Big data is generally defined by the three Vs – volume, variety and velocity – but it is important to understand how those terms apply to technology decisions. Volume is often the first issue that emerges in big data discussions as companies realize they are managing much more information than their traditional solutions can handle. This places more emphasis on capacity and drives demand for cost-effective methods of expanding the data center, including cloud storage.
However, the challenges associated with volume extend beyond the files themselves. As Data Center Knowledge contributor Krishna Kallakuri noted, these massive volumes also create a lot of metadata, making traditional file systems inefficient and raising the value of object-oriented platforms. Fortunately, cloud technology has been able to handle this issue by offering an unprecedented level of scalability.
As business delve deeper into analytics, velocity typically grows in prominence. As Kallakuri suggested, there is an ever-increasing demand to perform analytics in real time. This means that latency between where the data is stored and the analytics solution is unacceptable for many organizations. The National Cancer Institute has attempted to solve this problem using cloud storage. By keeping data in a third-party environment, researchers can access cancer information quicker and easier than they would be able to if they had to download it.
Access and security
Although big data creates challenges from an information management perspective, there is also risk involved simply because analytics involves bringing multiple data sets together (variety). Kallakuri suggested that this requires a higher degree of security all the way down to the storage hardware level. At the same time, the other components of big data (volume and variety) must be addressed.
The security issue is further complicated by the fact that many big data programs can be accessed from anywhere. This can make it more difficult to protect against unauthorized users if organizations lack authentication protocols.
Writing for The Guardian, IBM's Gretchen Marx recently explored the role of identity and access control mechanisms in cloud environments. Such features are essential for reducing risk, and cloud customers are increasingly turning toward providers that enable these controls and provide visibility regarding who is accessing important data.
Context-based access control is one feature that Marx highlighted in particular. This would give IT administrators more visibility over when data is accessed and more power to determine where it can be accessed from. For example, a doctor may be able to read and edit all patient files when logging in from an office computer during the workday but would need to go through more intensive authentication measures when logging in from a personal device.

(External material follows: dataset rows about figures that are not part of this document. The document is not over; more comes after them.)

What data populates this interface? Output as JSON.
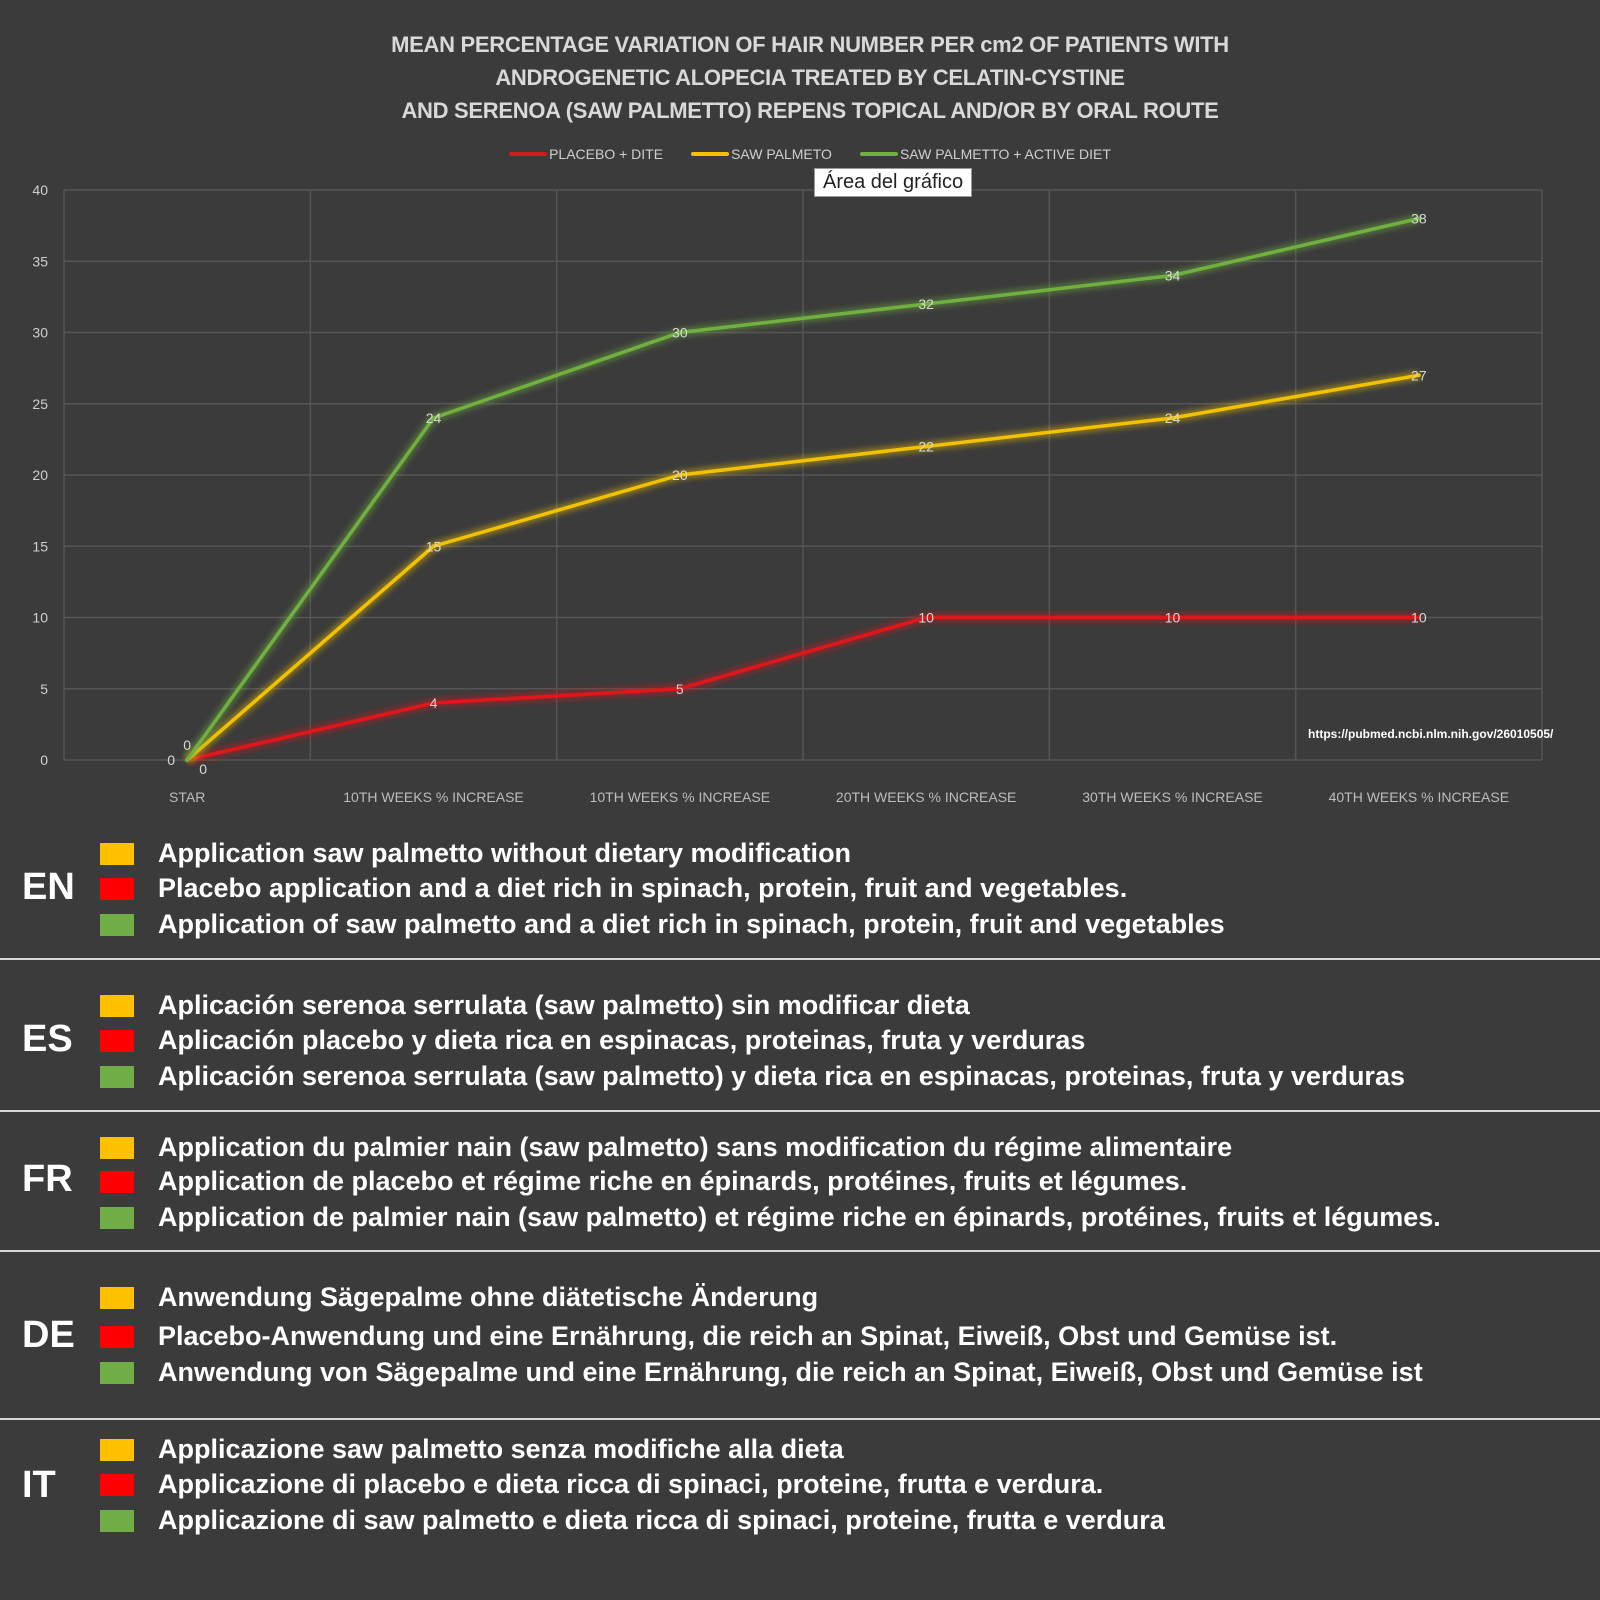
{
  "chart_data": {
    "type": "line",
    "title": [
      "MEAN PERCENTAGE VARIATION OF HAIR NUMBER PER cm2 OF PATIENTS WITH",
      "ANDROGENETIC ALOPECIA TREATED BY CELATIN-CYSTINE",
      "AND SERENOA (SAW PALMETTO) REPENS TOPICAL AND/OR BY ORAL ROUTE"
    ],
    "categories": [
      "STAR",
      "10TH WEEKS % INCREASE",
      "10TH WEEKS % INCREASE",
      "20TH WEEKS % INCREASE",
      "30TH WEEKS % INCREASE",
      "40TH WEEKS % INCREASE"
    ],
    "ylim": [
      0,
      40
    ],
    "yticks": [
      0,
      5,
      10,
      15,
      20,
      25,
      30,
      35,
      40
    ],
    "grid": true,
    "legend_position": "top",
    "series": [
      {
        "name": "PLACEBO + DITE",
        "color": "#e0161a",
        "values": [
          0,
          4,
          5,
          10,
          10,
          10
        ]
      },
      {
        "name": "SAW PALMETO",
        "color": "#f2c200",
        "values": [
          0,
          15,
          20,
          22,
          24,
          27
        ]
      },
      {
        "name": "SAW PALMETTO + ACTIVE DIET",
        "color": "#6fb03f",
        "values": [
          0,
          24,
          30,
          32,
          34,
          38
        ]
      }
    ],
    "tooltip": "Área del gráfico",
    "source": "https://pubmed.ncbi.nlm.nih.gov/26010505/"
  },
  "colors": {
    "yellow": "#ffc000",
    "red": "#ff0000",
    "green": "#70ad47"
  },
  "sections": [
    {
      "lang": "EN",
      "items": [
        {
          "color": "yellow",
          "text": "Application saw palmetto without dietary modification"
        },
        {
          "color": "red",
          "text": "Placebo application and a diet rich in spinach, protein, fruit and vegetables."
        },
        {
          "color": "green",
          "text": "Application of saw palmetto and a diet rich in spinach, protein, fruit and vegetables"
        }
      ]
    },
    {
      "lang": "ES",
      "items": [
        {
          "color": "yellow",
          "text": "Aplicación serenoa serrulata (saw palmetto) sin modificar dieta"
        },
        {
          "color": "red",
          "text": "Aplicación placebo y dieta rica en espinacas, proteinas, fruta y verduras"
        },
        {
          "color": "green",
          "text": "Aplicación serenoa serrulata (saw palmetto) y dieta rica en espinacas, proteinas, fruta y verduras"
        }
      ]
    },
    {
      "lang": "FR",
      "items": [
        {
          "color": "yellow",
          "text": "Application du palmier nain (saw palmetto) sans modification du régime alimentaire"
        },
        {
          "color": "red",
          "text": "Application de placebo et régime riche en épinards, protéines, fruits et légumes."
        },
        {
          "color": "green",
          "text": "Application de palmier nain (saw palmetto) et régime riche en épinards, protéines, fruits et légumes."
        }
      ]
    },
    {
      "lang": "DE",
      "items": [
        {
          "color": "yellow",
          "text": "Anwendung Sägepalme ohne diätetische Änderung"
        },
        {
          "color": "red",
          "text": "Placebo-Anwendung und eine Ernährung, die reich an Spinat, Eiweiß, Obst und Gemüse ist."
        },
        {
          "color": "green",
          "text": "Anwendung von Sägepalme und eine Ernährung, die reich an Spinat, Eiweiß, Obst und Gemüse ist"
        }
      ]
    },
    {
      "lang": "IT",
      "items": [
        {
          "color": "yellow",
          "text": "Applicazione saw palmetto senza modifiche alla dieta"
        },
        {
          "color": "red",
          "text": "Applicazione di placebo e dieta ricca di spinaci, proteine, frutta e verdura."
        },
        {
          "color": "green",
          "text": "Applicazione di saw palmetto e dieta ricca di spinaci, proteine, frutta e verdura"
        }
      ]
    }
  ]
}
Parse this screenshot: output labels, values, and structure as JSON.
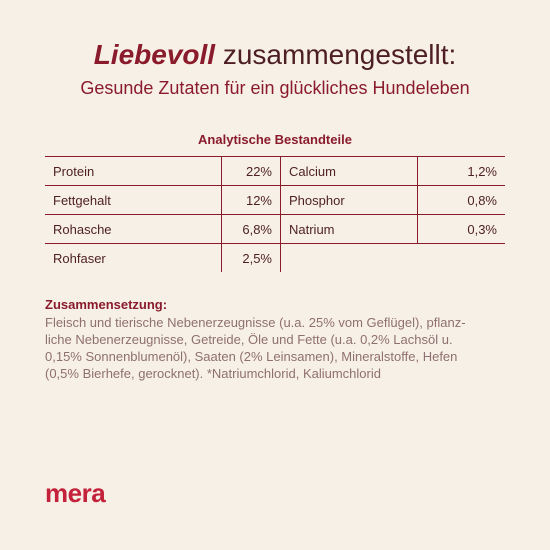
{
  "header": {
    "title_bold": "Liebevoll",
    "title_rest": " zusammengestellt:",
    "subtitle": "Gesunde Zutaten für ein glückliches Hundeleben"
  },
  "analysis": {
    "title": "Analytische Bestandteile",
    "rows": [
      {
        "n1": "Protein",
        "v1": "22%",
        "n2": "Calcium",
        "v2": "1,2%"
      },
      {
        "n1": "Fettgehalt",
        "v1": "12%",
        "n2": "Phosphor",
        "v2": "0,8%"
      },
      {
        "n1": "Rohasche",
        "v1": "6,8%",
        "n2": "Natrium",
        "v2": "0,3%"
      },
      {
        "n1": "Rohfaser",
        "v1": "2,5%"
      }
    ]
  },
  "composition": {
    "heading": "Zusammensetzung:",
    "text": "Fleisch und tierische Nebenerzeugnisse (u.a. 25% vom Geflügel), pflanz-\nliche Nebenerzeugnisse, Getreide, Öle und Fette (u.a. 0,2% Lachsöl u.\n0,15% Sonnenblumenöl), Saaten (2% Leinsamen), Mineralstoffe, Hefen\n(0,5% Bierhefe, gerocknet). *Natriumchlorid, Kaliumchlorid"
  },
  "brand": {
    "logo": "mera"
  }
}
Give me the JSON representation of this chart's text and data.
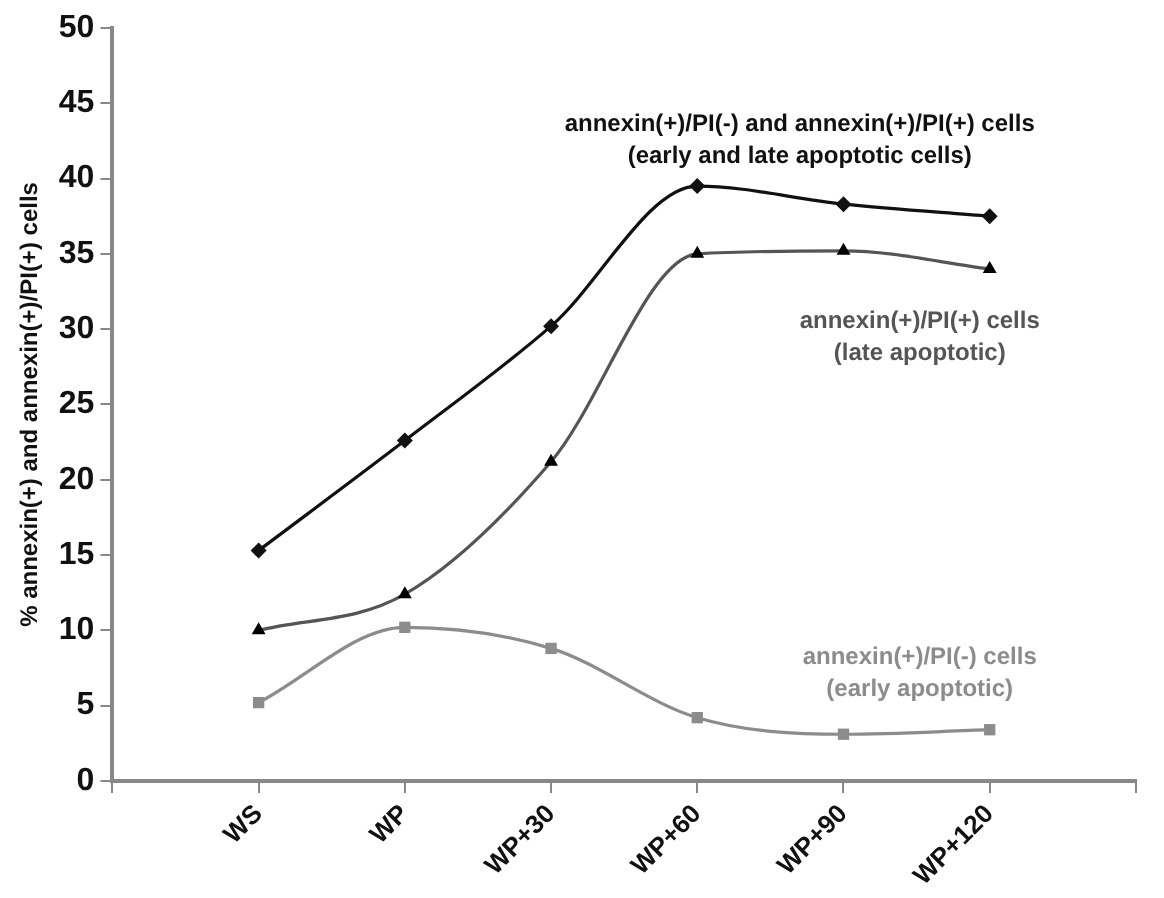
{
  "chart_data": {
    "type": "line",
    "ylabel": "% annexin(+) and annexin(+)/PI(+) cells",
    "categories": [
      null,
      "WS",
      "WP",
      "WP+30",
      "WP+60",
      "WP+90",
      "WP+120",
      null
    ],
    "ylim": [
      0,
      50
    ],
    "yticks": [
      0,
      5,
      10,
      15,
      20,
      25,
      30,
      35,
      40,
      45,
      50
    ],
    "grid": false,
    "legend": false,
    "series": [
      {
        "name": "annexin(+)/PI(-) and annexin(+)/PI(+) cells (early and late apoptotic cells)",
        "color": "#111111",
        "marker": "diamond",
        "values": [
          null,
          15.3,
          22.6,
          30.2,
          39.5,
          38.3,
          37.5,
          null
        ]
      },
      {
        "name": "annexin(+)/PI(+) cells (late apoptotic)",
        "color": "#555555",
        "marker": "triangle",
        "values": [
          null,
          10,
          12.4,
          21.2,
          35,
          35.2,
          34,
          null
        ]
      },
      {
        "name": "annexin(+)/PI(-) cells (early apoptotic)",
        "color": "#8c8c8c",
        "marker": "square",
        "values": [
          null,
          5.2,
          10.2,
          8.8,
          4.2,
          3.1,
          3.4,
          null
        ]
      }
    ]
  }
}
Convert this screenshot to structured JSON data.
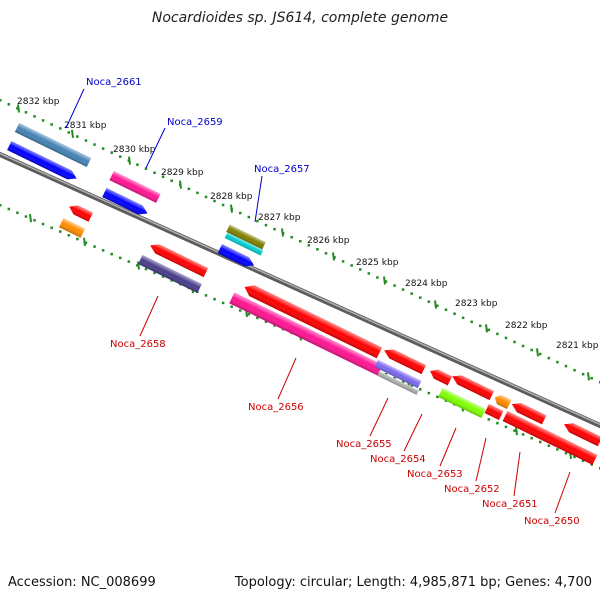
{
  "title": "Nocardioides sp. JS614, complete genome",
  "footer": {
    "accession": "Accession: NC_008699",
    "topology": "Topology: circular; Length: 4,985,871 bp; Genes: 4,700"
  },
  "ticks": [
    "2832 kbp",
    "2831 kbp",
    "2830 kbp",
    "2829 kbp",
    "2828 kbp",
    "2827 kbp",
    "2826 kbp",
    "2825 kbp",
    "2824 kbp",
    "2823 kbp",
    "2822 kbp",
    "2821 kbp"
  ],
  "genes": [
    {
      "label": "Noca_2661",
      "color": "#4682b4",
      "strand": "outer"
    },
    {
      "label": "",
      "color": "#0000ff",
      "strand": "forward"
    },
    {
      "label": "Noca_2659",
      "color": "#ff1493",
      "strand": "outer"
    },
    {
      "label": "",
      "color": "#0000ff",
      "strand": "forward"
    },
    {
      "label": "Noca_2657",
      "color": "#808000",
      "strand": "outer"
    },
    {
      "label": "",
      "color": "#00ced1",
      "strand": "outer"
    },
    {
      "label": "",
      "color": "#0000ff",
      "strand": "forward"
    },
    {
      "label": "",
      "color": "#ff0000",
      "strand": "reverse"
    },
    {
      "label": "",
      "color": "#ff8c00",
      "strand": "reverse"
    },
    {
      "label": "",
      "color": "#ff0000",
      "strand": "reverse"
    },
    {
      "label": "Noca_2658",
      "color": "#483d8b",
      "strand": "reverse"
    },
    {
      "label": "",
      "color": "#ff0000",
      "strand": "reverse"
    },
    {
      "label": "Noca_2656",
      "color": "#ff1493",
      "strand": "reverse"
    },
    {
      "label": "Noca_2655",
      "color": "#7b68ee",
      "strand": "reverse"
    },
    {
      "label": "Noca_2654",
      "color": "#ff0000",
      "strand": "reverse"
    },
    {
      "label": "Noca_2653",
      "color": "#ff0000",
      "strand": "reverse"
    },
    {
      "label": "Noca_2652",
      "color": "#7fff00",
      "strand": "reverse"
    },
    {
      "label": "",
      "color": "#ff0000",
      "strand": "reverse"
    },
    {
      "label": "Noca_2651",
      "color": "#ff0000",
      "strand": "reverse"
    },
    {
      "label": "Noca_2650",
      "color": "#ff8c00",
      "strand": "reverse"
    },
    {
      "label": "",
      "color": "#ff0000",
      "strand": "reverse"
    }
  ],
  "colors": {
    "backbone": "#808080",
    "tick": "#228b22",
    "blue_label": "#0000cc",
    "red_label": "#cc0000"
  }
}
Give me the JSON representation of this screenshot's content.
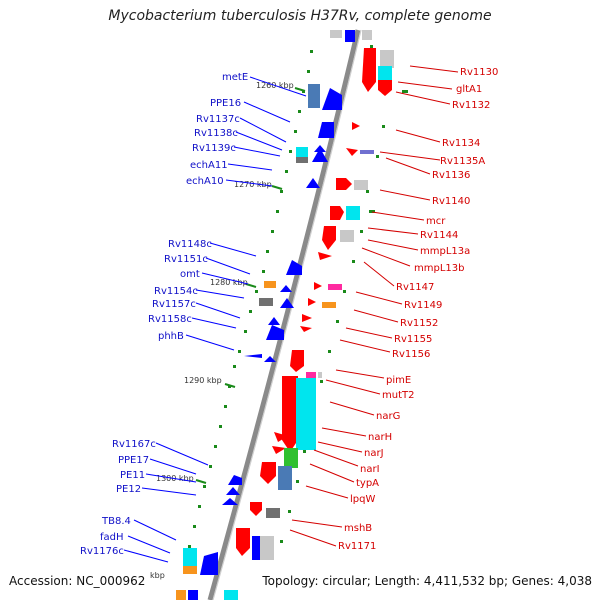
{
  "header": {
    "title": "Mycobacterium tuberculosis H37Rv, complete genome"
  },
  "footer": {
    "accession": "Accession: NC_000962",
    "summary": "Topology: circular; Length: 4,411,532 bp; Genes: 4,038"
  },
  "scale_labels": [
    "1260 kbp",
    "1270 kbp",
    "1280 kbp",
    "1290 kbp",
    "1300 kbp",
    "kbp"
  ],
  "left_genes": [
    "metE",
    "PPE16",
    "Rv1137c",
    "Rv1138c",
    "Rv1139c",
    "echA11",
    "echA10",
    "Rv1148c",
    "Rv1151c",
    "omt",
    "Rv1154c",
    "Rv1157c",
    "Rv1158c",
    "phhB",
    "Rv1167c",
    "PPE17",
    "PE11",
    "PE12",
    "TB8.4",
    "fadH",
    "Rv1176c"
  ],
  "right_genes": [
    "Rv1130",
    "gltA1",
    "Rv1132",
    "Rv1134",
    "Rv1135A",
    "Rv1136",
    "Rv1140",
    "mcr",
    "Rv1144",
    "mmpL13a",
    "mmpL13b",
    "Rv1147",
    "Rv1149",
    "Rv1152",
    "Rv1155",
    "Rv1156",
    "pimE",
    "mutT2",
    "narG",
    "narH",
    "narJ",
    "narI",
    "typA",
    "lpqW",
    "mshB",
    "Rv1171"
  ],
  "colors": {
    "forward": "#ff0000",
    "reverse": "#0000ff",
    "backbone": "#8a8a8a",
    "ticks": "#1a8a1a",
    "rna": "#00e5ee",
    "misc": "#9a9a9a"
  }
}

"With employees, customers, business partners, suppliers and contractors increasingly accessing corporate applications and data with mobile devices from the cloud, protecting the edge of the network is no longer enough," Marx wrote.
Addressing customer security concerns depends heavily on a multi-faceted approach that covers endpoints as well as data-centric solutions. For example, in addition to access controls, encryption can serve as a valuable tool to mitigate the risk of a hacker breaching the system
As organizations invest in cloud solutions to fulfill a wide range of needs and begin launching their big data initiatives, sophisticated security mechanisms will likely produce better return on investment. Cloud providers can be proactive by promoting transparency in their service-level agreements and clearly outlining how they would handle a breach if one did occur.